Eridu et Nyad, deux levées qui ne font pas le même bruit

Dans le même fil d’actualité, deux annonces qui illustrent parfaitement la schizophrénie du secteur IA. Tu as Eridu qui sort de l’ombre avec 200 millions de dollars en poche pour « révolutionner » le réseau des data centers IA. Et puis tu as Nyad qui lève 1,3 million pour aider les opérateurs de stations d’épuration à pas se noyer dans la paperasse. Le contraste est tellement saisissant qu’on se demande si on parle du même monde.

Commençons par le gros lot : Eridu. La startup promet de « briser le mur du réseau » (the Network Wall, avec des majuscules, c’est plus sérieux) dans un marché de 200 milliards de dollars. Leur pitch ? Accélérer la communication entre les GPU dans les data centers, parce que visiblement, envoyer des données d’un point A à un point B, c’est devenu le nouveau goulot d’étranglement de l’IA. Sauf que voilà, quand tu lis entre les lignes, tu découvres que les investisseurs, c’est du lourd : Socratic Partners, John Doerr, Hudson River Trading… Des noms qui sentent bon le capital-risque à plusieurs zéros. 200 millions en Series A, c’est pas une levée, c’est un message : « On va acheter du matériel, recruter des ingénieurs à six chiffres, et peut-être, peut-être, grignoter 0,5% de ce fameux marché dans cinq ans. » L’ambition est là, mais le bullshit-detector s’affole. Un marché de 200 milliards, vraiment ? Ça sent le chiffre sorti d’un rapport McKinsey pour faire briller le pitch deck. Et « briser le mur », c’est bien joli, mais concrètement, ça veut dire quoi ? Améliorer l’infini-band ? Optimiser le TCP/IP ? Remplacer les câbles par de la magie quantique ? Le communiqué est vague comme un discours politique. Bref, du gros jeu avec du gros argent, mais faut voir si les résultats suivront.

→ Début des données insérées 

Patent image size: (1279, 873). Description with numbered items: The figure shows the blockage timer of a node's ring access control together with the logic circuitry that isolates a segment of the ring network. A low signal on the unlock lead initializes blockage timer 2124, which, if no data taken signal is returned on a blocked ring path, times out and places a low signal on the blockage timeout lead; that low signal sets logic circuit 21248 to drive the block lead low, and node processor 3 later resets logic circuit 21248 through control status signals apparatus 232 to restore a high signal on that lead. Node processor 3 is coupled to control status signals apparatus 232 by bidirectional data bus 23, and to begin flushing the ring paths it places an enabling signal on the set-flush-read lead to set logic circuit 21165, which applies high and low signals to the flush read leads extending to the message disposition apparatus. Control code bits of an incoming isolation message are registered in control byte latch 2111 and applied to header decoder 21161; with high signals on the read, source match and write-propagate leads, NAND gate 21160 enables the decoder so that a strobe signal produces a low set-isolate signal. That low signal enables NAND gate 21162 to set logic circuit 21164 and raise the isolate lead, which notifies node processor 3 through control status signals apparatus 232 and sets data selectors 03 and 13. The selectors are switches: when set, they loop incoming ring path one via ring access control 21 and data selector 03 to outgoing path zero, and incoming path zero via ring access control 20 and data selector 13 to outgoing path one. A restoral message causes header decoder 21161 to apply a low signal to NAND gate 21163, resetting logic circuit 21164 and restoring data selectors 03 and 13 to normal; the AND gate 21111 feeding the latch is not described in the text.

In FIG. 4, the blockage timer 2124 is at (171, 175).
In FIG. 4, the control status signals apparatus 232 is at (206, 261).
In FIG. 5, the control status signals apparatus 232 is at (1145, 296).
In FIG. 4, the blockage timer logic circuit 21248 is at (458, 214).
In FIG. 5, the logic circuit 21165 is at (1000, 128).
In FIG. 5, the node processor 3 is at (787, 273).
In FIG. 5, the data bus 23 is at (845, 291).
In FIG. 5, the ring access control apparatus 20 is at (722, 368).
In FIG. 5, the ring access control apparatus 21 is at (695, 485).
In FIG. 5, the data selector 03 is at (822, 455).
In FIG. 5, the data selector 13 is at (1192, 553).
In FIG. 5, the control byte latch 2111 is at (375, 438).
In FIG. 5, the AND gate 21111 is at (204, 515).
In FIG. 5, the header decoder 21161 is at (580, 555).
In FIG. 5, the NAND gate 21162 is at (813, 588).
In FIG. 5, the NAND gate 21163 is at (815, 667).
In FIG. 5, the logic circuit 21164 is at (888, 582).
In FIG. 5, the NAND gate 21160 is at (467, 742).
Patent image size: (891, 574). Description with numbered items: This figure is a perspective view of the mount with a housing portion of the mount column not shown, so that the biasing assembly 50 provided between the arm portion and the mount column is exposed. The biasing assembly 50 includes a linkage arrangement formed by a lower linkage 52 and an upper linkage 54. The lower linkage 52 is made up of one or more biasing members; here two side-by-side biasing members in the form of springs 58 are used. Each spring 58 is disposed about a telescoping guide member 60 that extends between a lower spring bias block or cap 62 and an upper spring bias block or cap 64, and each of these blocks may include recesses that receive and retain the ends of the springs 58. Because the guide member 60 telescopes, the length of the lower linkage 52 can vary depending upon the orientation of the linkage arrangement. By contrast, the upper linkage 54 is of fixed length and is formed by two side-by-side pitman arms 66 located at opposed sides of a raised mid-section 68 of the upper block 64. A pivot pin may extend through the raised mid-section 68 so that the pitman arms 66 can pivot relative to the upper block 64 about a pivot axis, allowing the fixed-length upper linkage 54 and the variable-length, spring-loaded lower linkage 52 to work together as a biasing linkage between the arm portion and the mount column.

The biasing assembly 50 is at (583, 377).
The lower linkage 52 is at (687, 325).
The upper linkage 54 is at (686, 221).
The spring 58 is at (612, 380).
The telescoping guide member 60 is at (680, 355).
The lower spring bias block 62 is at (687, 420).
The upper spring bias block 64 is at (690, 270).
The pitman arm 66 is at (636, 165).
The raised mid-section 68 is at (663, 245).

Pendant ce temps, Nyad, de son côté, fait dans l’utile et le concret. 1,3 million de pré-seed, mené par Boost VC et Draper Associates, pour un outil d’aide à la décision dans les stations d’épuration. Le problème est réel : les opérateurs vieillissent, les systèmes se complexifient, et personne ne veut bosser dans le traitement des eaux usées. L’IA comme assistant, pas comme remplaçant — tiens, ça me rappelle un crédo. Là, pas de promesses de marché à 200 milliards, pas de jargon sur les « murs » à briser. Juste un logiciel qui pourrait aider à éviter des débordements (littéraux) et optimiser la consommation d’énergie. C’est modeste, c’est niche, mais c’est potentiellement impactant. Et 1,3 million, c’est presque une broutille à côté des sommes qui circulent dans l’IA. Ça sent la startup qui doit prouver sa valeur avant de lever plus, pas celle qui joue aux gros bras avec l’argent des autres.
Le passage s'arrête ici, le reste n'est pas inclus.